NEUGS Part 9: Dress Your SharePoint Site in Corduroy and Denim

[Image via Vogue.com]

Up until third grade, my mother called all my sartorial shots, meaning that my wardrobe consisted almost exclusively of striped Hanna Anderson dresses, navy headbands that made my temples ache, patterned tights and mary janes. (And tutus. I loved tutus with an ardent fervor that was never reciprocated.) It was a life of rigid sameness whose boundaries I suddenly became aware of the day my friend Abby’s mom took us to the nearby shopping mall. In the span of maybe ten minutes, I recognized, located and broke those boundaries with the help of a bumblebee yellow pleather vest from Limited Too.

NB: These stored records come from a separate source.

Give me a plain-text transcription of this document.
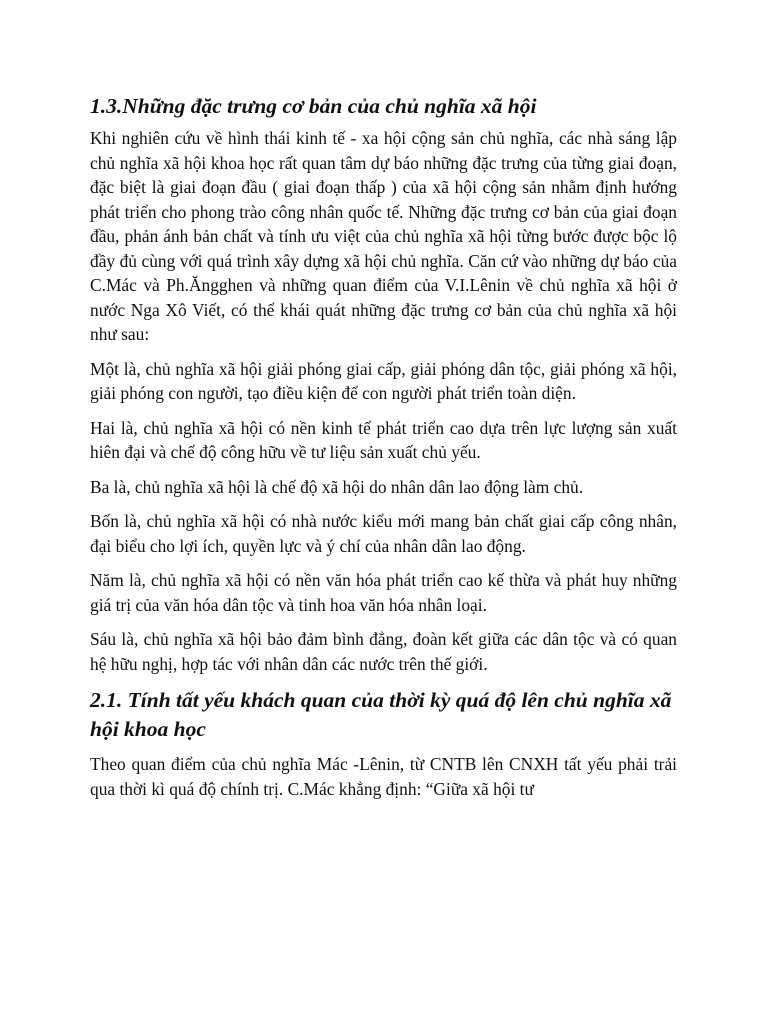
1.3.Những đặc trưng cơ bản của chủ nghĩa xã hội

Khi nghiên cứu về hình thái kinh tế - xa hội cộng sản chủ nghĩa, các nhà sáng lập chủ nghĩa xã hội khoa học rất quan tâm dự báo những đặc trưng của từng giai đoạn, đặc biệt là giai đoạn đầu ( giai đoạn thấp ) của xã hội cộng sản nhằm định hướng phát triển cho phong trào công nhân quốc tế. Những đặc trưng cơ bản của giai đoạn đầu, phản ánh bản chất và tính ưu việt của chủ nghĩa xã hội từng bước được bộc lộ đầy đủ cùng với quá trình xây dựng xã hội chủ nghĩa. Căn cứ vào những dự báo của C.Mác và Ph.Ăngghen và những quan điểm của V.I.Lênin về chủ nghĩa xã hội ở nước Nga Xô Viết, có thể khái quát những đặc trưng cơ bản của chủ nghĩa xã hội như sau:

Một là, chủ nghĩa xã hội giải phóng giai cấp, giải phóng dân tộc, giải phóng xã hội, giải phóng con người, tạo điều kiện để con người phát triển toàn diện.

Hai là, chủ nghĩa xã hội có nền kinh tế phát triển cao dựa trên lực lượng sản xuất hiên đại và chế độ công hữu về tư liệu sản xuất chủ yếu.

Ba là, chủ nghĩa xã hội là chế độ xã hội do nhân dân lao động làm chủ.

Bốn là, chủ nghĩa xã hội có nhà nước kiểu mới mang bản chất giai cấp công nhân, đại biểu cho lợi ích, quyền lực và ý chí của nhân dân lao động.

Năm là, chủ nghĩa xã hội có nền văn hóa phát triển cao kế thừa và phát huy những giá trị của văn hóa dân tộc và tinh hoa văn hóa nhân loại.

Sáu là, chủ nghĩa xã hội bảo đảm bình đẳng, đoàn kết giữa các dân tộc và có quan hệ hữu nghị, hợp tác với nhân dân các nước trên thế giới.

2.1. Tính tất yếu khách quan của thời kỳ quá độ lên chủ nghĩa xã hội khoa học

Theo quan điểm của chủ nghĩa Mác -Lênin, từ CNTB lên CNXH tất yếu phải trải qua thời kì quá độ chính trị. C.Mác khẳng định: “Giữa xã hội tư
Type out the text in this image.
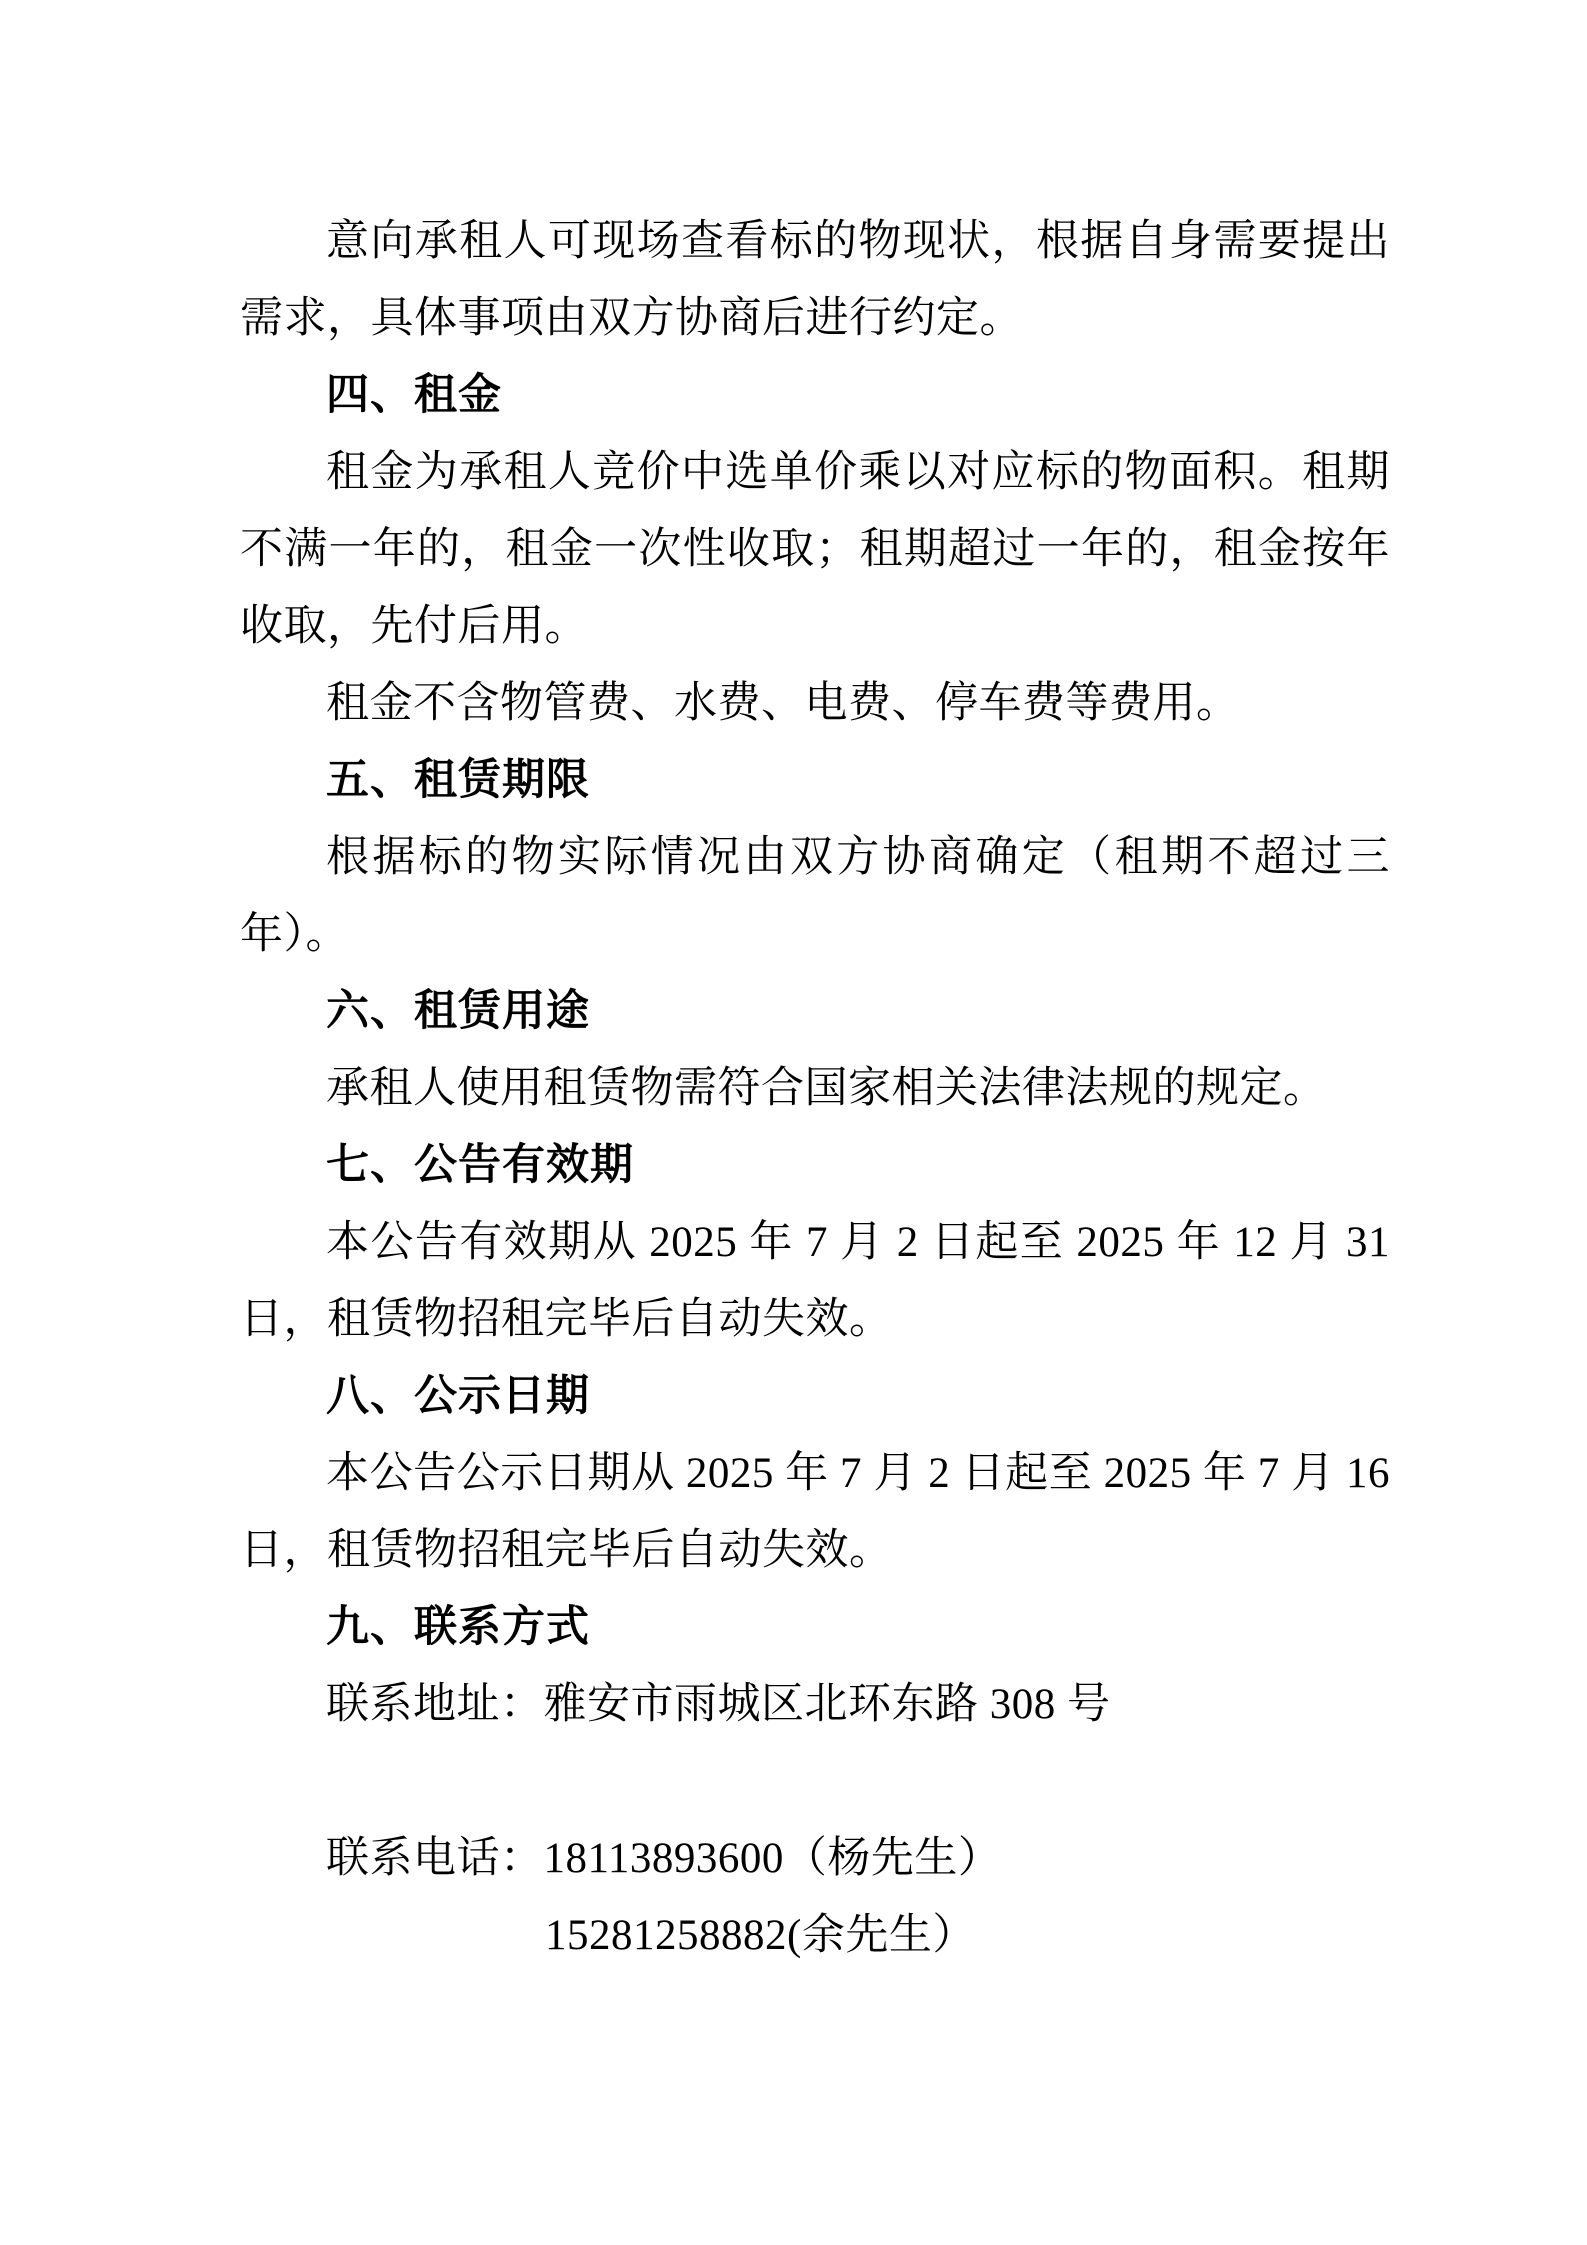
意向承租人可现场查看标的物现状，根据自身需要提出
需求，具体事项由双方协商后进行约定。
四、租金
租金为承租人竞价中选单价乘以对应标的物面积。租期
不满一年的，租金一次性收取；租期超过一年的，租金按年
收取，先付后用。
租金不含物管费、水费、电费、停车费等费用。
五、租赁期限
根据标的物实际情况由双方协商确定（租期不超过三
年）。
六、租赁用途
承租人使用租赁物需符合国家相关法律法规的规定。
七、公告有效期
本公告有效期从 2025 年 7 月 2 日起至 2025 年 12 月 31
日，租赁物招租完毕后自动失效。
八、公示日期
本公告公示日期从 2025 年 7 月 2 日起至 2025 年 7 月 16
日，租赁物招租完毕后自动失效。
九、联系方式
联系地址：雅安市雨城区北环东路 308 号
联系电话：18113893600（杨先生）
15281258882(余先生）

Today, I’m going to begin to show you how find your bumblebee yellow pleather vest in SharePoint. Like my mom-curated wardrobe, an out-of-the-box  SharePoint site is barebones, and its bones are even more boring than Hanna Anderson dresses. There are three main routes through which we can give it a varying amount of pizzazz: the browser route, the supported-tools route and the custom code route. We’re going to start out with an examination of route 1.

Customization through the SharePoint browser

Site Settings: The site settings page lists all the areas of your site that can be administered and edited within the browser, subdivided into Users and Permissions, Galleries, Site Admin, Site Collection Admin, Look and Feel, Site Actions and Reporting Services.

 

 

 

 

 

 

 

 

 

 

Templates: The template is the actual skeleton; the theme is its skin. Any time you create a new site, you’ll do it by selecting a template, or specifying which bones you’d like to appear. (No coccyx for me, thanks!) You select your template by going to site actions -> new site -> and choosing either a predefined or blank site, then giving it a title and url name. If you choose a blank site, you fill it up with web parts; choose any other site and you can add and delete web parts at will.

 

 

 

 

 

 

 

 

  • The ribbon: You know what the ribbon is, right? It’s the menu bar with all those editing options that sits near the top of your site. Just using your ribbon, you can:

a.       Add new page titles and body text

b.      Add and delete web parts

c.       Upload photos

d.      Modify the “Getting Started” links

Themes: By “theme,” MSFT essentially means “fonts and color scheme.” There are a slew of pre-installed themes at your disposal within your site collection. Choose one by going to site actions -> site settings -> look and feel -> site theme -> apply.

 

 

 

 

 

 

 

Traveling through the above routes enables you to configure your skeleton and dress him up–but your options are limited to what’s already been created. If you want a rib/knuckle hybrid or some fancy couture, you’ll need to take one of the other two routes, which we shall explore in future posts.